The initial coarse mesh should yield similar geometry *resolution *to the coarse meshes provided
by the DPW workshop:

http://aaac.larc.nasa.gov/tsab/cfdlarc/aiaa-dpw/Workshop3/grids.html

The grids provided by the
workshop, as well as the gridding guidelines,

http://aaac.larc.nasa.gov/tsab/cfdlarc/aiaa-dpw/Workshop3/gridding_guidelines.html

are understood to
be relevant to second-order methods.
Grids for higher-order methods will likely be coarser for the same level
of solution accuracy. However, the
geometry must still be represented accurately. For example if curved elements are used,
the maximum error in the geometry representation should be similar to the error
in the finer linear meshes. For
structured meshes, one technique for achieving this resolution requirement is
to agglomerate linear elements from the low-order meshes into higher-order, curved, macro-elements.
For example a 3x3 block of linear elements can be combined into one
cubic curved element, yielding 27 times fewer elements at a similar geometry
resolution.

**Requirements**

1.
Perform
a convergence study of drag coefficient, *c _{d}*, using one or more
of the following three techniques:

a.
Uniform
mesh refinement of the coarsest mesh

b.
Quasi-uniform
refinement of the coarsest mesh, in which the meshes are not necessarily nested
but in which the relative grid density throughout the domain is constant.

c.
Adaptive
refinement using an error indicator (e.g. output-based).

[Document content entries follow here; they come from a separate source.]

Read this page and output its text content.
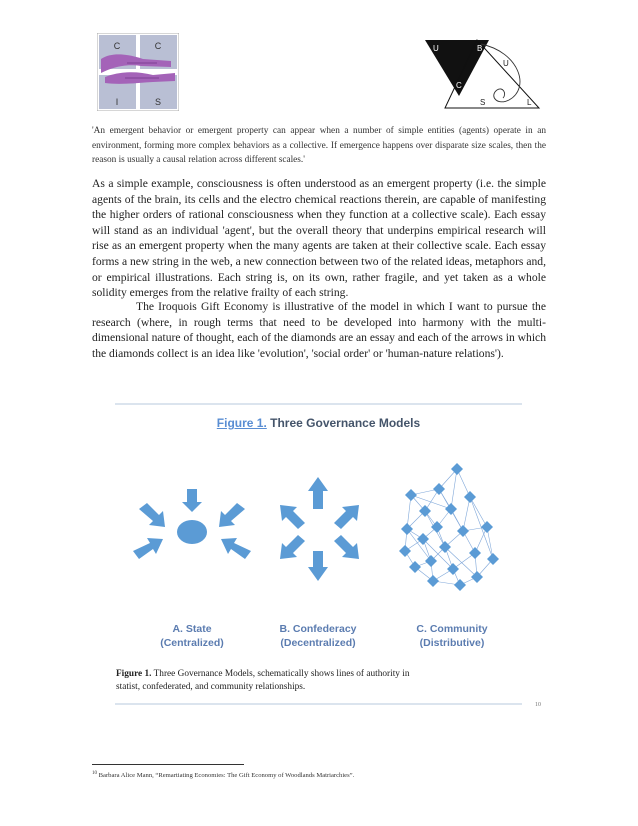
C	C
I	S
U	B
C
U
S	L
'An emergent behavior or emergent property can appear when a number of simple entities (agents) operate in an environment, forming more complex behaviors as a collective. If emergence happens over disparate size scales, then the reason is usually a causal relation across different scales.'
As a simple example, consciousness is often understood as an emergent property (i.e. the simple agents of the brain, its cells and the electro chemical reactions therein, are capable of manifesting the higher orders of rational consciousness when they function at a collective scale). Each essay will stand as an individual 'agent', but the overall theory that underpins empirical research will rise as an emergent property when the many agents are taken at their collective scale. Each essay forms a new string in the web, a new connection between two of the related ideas, metaphors and, or empirical illustrations. Each string is, on its own, rather fragile, and yet taken as a whole solidity emerges from the relative frailty of each string.
The Iroquois Gift Economy is illustrative of the model in which I want to pursue the research (where, in rough terms that need to be developed into harmony with the multi-dimensional nature of thought, each of the diamonds are an essay and each of the arrows in which the diamonds collect is an idea like 'evolution', 'social order' or 'human-nature relations').
Figure 1. Three Governance Models
A. State
(Centralized)
B. Confederacy
(Decentralized)
C. Community
(Distributive)
Figure 1. Three Governance Models, schematically shows lines of authority in statist, confederated, and community relationships.
10
$^{10}$ Barbara Alice Mann, “Remartiating Economies: The Gift Economy of Woodlands Matriarchies”.
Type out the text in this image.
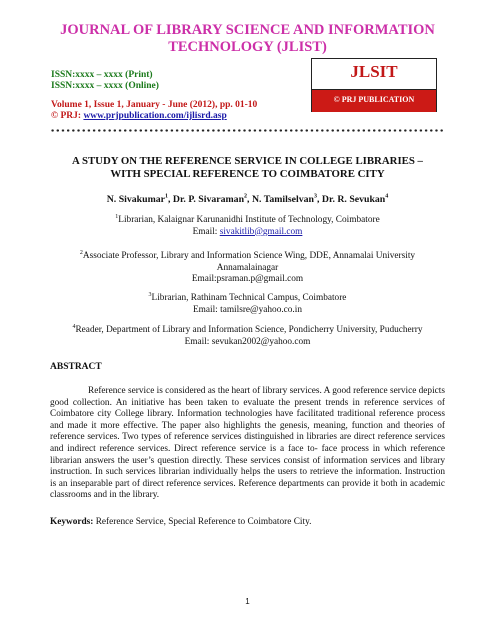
JOURNAL OF LIBRARY SCIENCE AND INFORMATION
TECHNOLOGY (JLIST)
ISSN:xxxx – xxxx (Print)
ISSN:xxxx – xxxx (Online)
Volume 1, Issue 1, January - June (2012), pp. 01-10
© PRJ: www.prjpublication.com/ijlisrd.asp
JLSIT
© PRJ PUBLICATION
A STUDY ON THE REFERENCE SERVICE IN COLLEGE LIBRARIES –
WITH SPECIAL REFERENCE TO COIMBATORE CITY
N. Sivakumar$^1$, Dr. P. Sivaraman$^2$, N. Tamilselvan$^3$, Dr. R. Sevukan$^4$
$^1$Librarian, Kalaignar Karunanidhi Institute of Technology, Coimbatore
Email: sivakitlib@gmail.com
$^2$Associate Professor, Library and Information Science Wing, DDE, Annamalai University
Annamalainagar
Email:psraman.p@gmail.com
$^3$Librarian, Rathinam Technical Campus, Coimbatore
Email: tamilsre@yahoo.co.in
$^4$Reader, Department of Library and Information Science, Pondicherry University, Puducherry
Email: sevukan2002@yahoo.com
ABSTRACT
Reference service is considered as the heart of library services. A good reference service depicts good collection. An initiative has been taken to evaluate the present trends in reference services of Coimbatore city College library. Information technologies have facilitated traditional reference process and made it more effective. The paper also highlights the genesis, meaning, function and theories of reference services. Two types of reference services distinguished in libraries are direct reference services and indirect reference services. Direct reference service is a face to- face process in which reference librarian answers the user’s question directly. These services consist of information services and library instruction. In such services librarian individually helps the users to retrieve the information. Instruction is an inseparable part of direct reference services. Reference departments can provide it both in academic classrooms and in the library.
Keywords: Reference Service, Special Reference to Coimbatore City.
1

Record the degrees of freedom and
the work units for each data point, where the CPU t=0 corresponds to
initialization with free-stream conditions on the coarsest mesh.

2.
Submit
two sets of data to the workshop contact for this case

a. *c _{d}* error versus work
units

b. *c _{d}* error versus
degrees of freedom

Include a
description of the coarsest mesh resolution and of the strategy used for
refinement.